Onyx Rejects Amgen Bid - But Open to Other Offers (ONXX, AMGN)

Onyx Pharmaceuticals ONXX, Friday, turned down an offer from Amgen AMGN to acquire all of Onyx's outstanding shares for $120 per share in cash, according to The Wall Street Journal.

While Onyx said the proposed offer from Amgen significantly undervalued Onyx, the company did authorize its financial advisor to pursue other possible acquisitions, provided they were deemed to be “in the best interest of Onyx shareholders.”

One biotech analyst, Robyn Karnauskas at Deutsche Bank, indicated in a note that Onyx might go for anywhere from $140 to $148 a share. Karnauskas said that, even at $140, Amgen might still prove a valuable acquisition for Amgen.

Mergers and acquisitions in the health care industry are growing, according to The New York Times. Roughly $93.5 billion in transactions were announced in the first half of 2013, representing a 13 percent increase from the same time last year.

Related: AstraZeneca to Acquire Pearl Therapeutics to Gain Foothold into Lucrative Market

The attractiveness of Onyx is based on the fact that it sells or is involved in the sale of three cancer drugs, two of which are relatively new.

The oldest of the three is Nexavar, a liver and kidney cancer drug Onyx sells in partnership with Bayer. Stivarga, used to treat colorectal cancer, won approval last year under the Bayer banner, although Onyx helps sell the drug in the U.S. and receives a royalty on global sales.
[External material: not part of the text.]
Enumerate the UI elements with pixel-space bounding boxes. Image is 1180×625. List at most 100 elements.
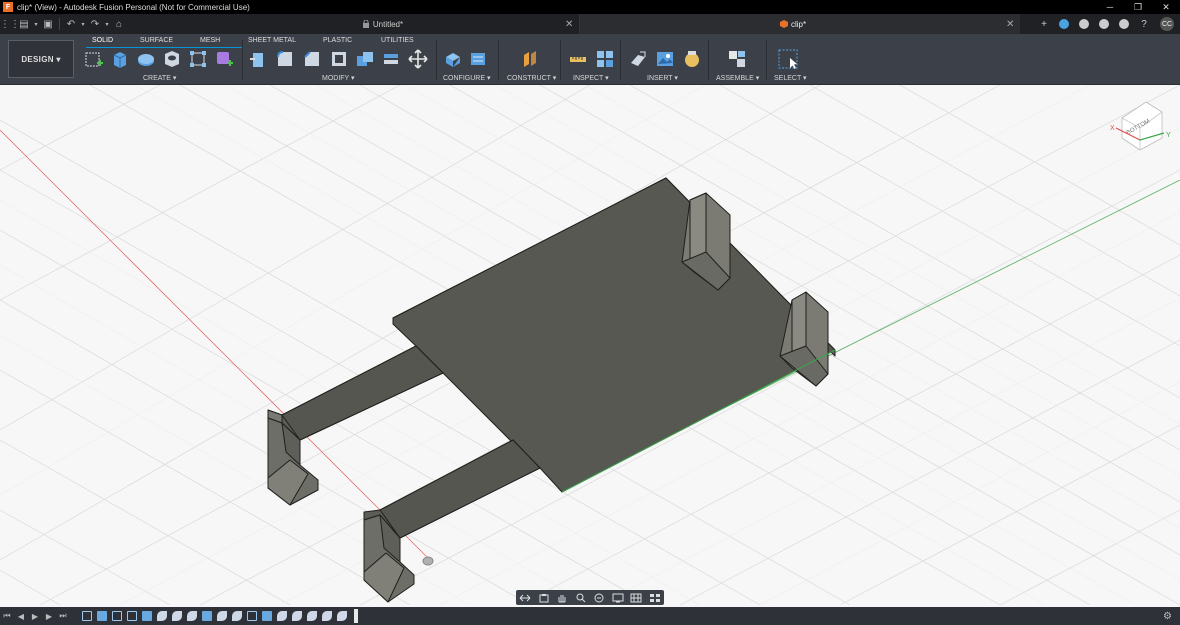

The top drug in the Onyx line, however, is Kyprolis. This drug is used to treat multiple myeloma and was approved last July. Onyx fully owns the drug.

Mark Schoenebaum, a biotechnology and pharmaceutical analyst at ISI Group, told The New York Times Sunday, “The hottest area right now of acquisitions are fully owned oncology drugs, and those are scarce.”

Analysts believe sales of Kyprolis could go as high as $2 billion annually in a few years. Schoenebaum indicated there might be as many as a dozen companies interested in Onyx.

Kyprolis isn’t the only growth drug in the Onyx arsenal. The company will also receive an 8 percent royalty on a new drug being developed by Pfizer Inc. PFE called Palbociclib. That drug has shown promise in the treatment of breast cancer.

This raises the possibility that Pfizer could be interested in acquiring Onyx, in part to eliminate the royalty on Palbociclib, according to Schoenebaum. Palbociclib could be on the market as early as 2015 and generate annual sales of $2 billion or more.

Shares of Onyx, which closed Friday at $86.82, jumped more than 50 percent in pre-market trading Monday, rising $43.93 to $130.75.

At the time of this writing, Jim Probasco had no position in any mentioned securities.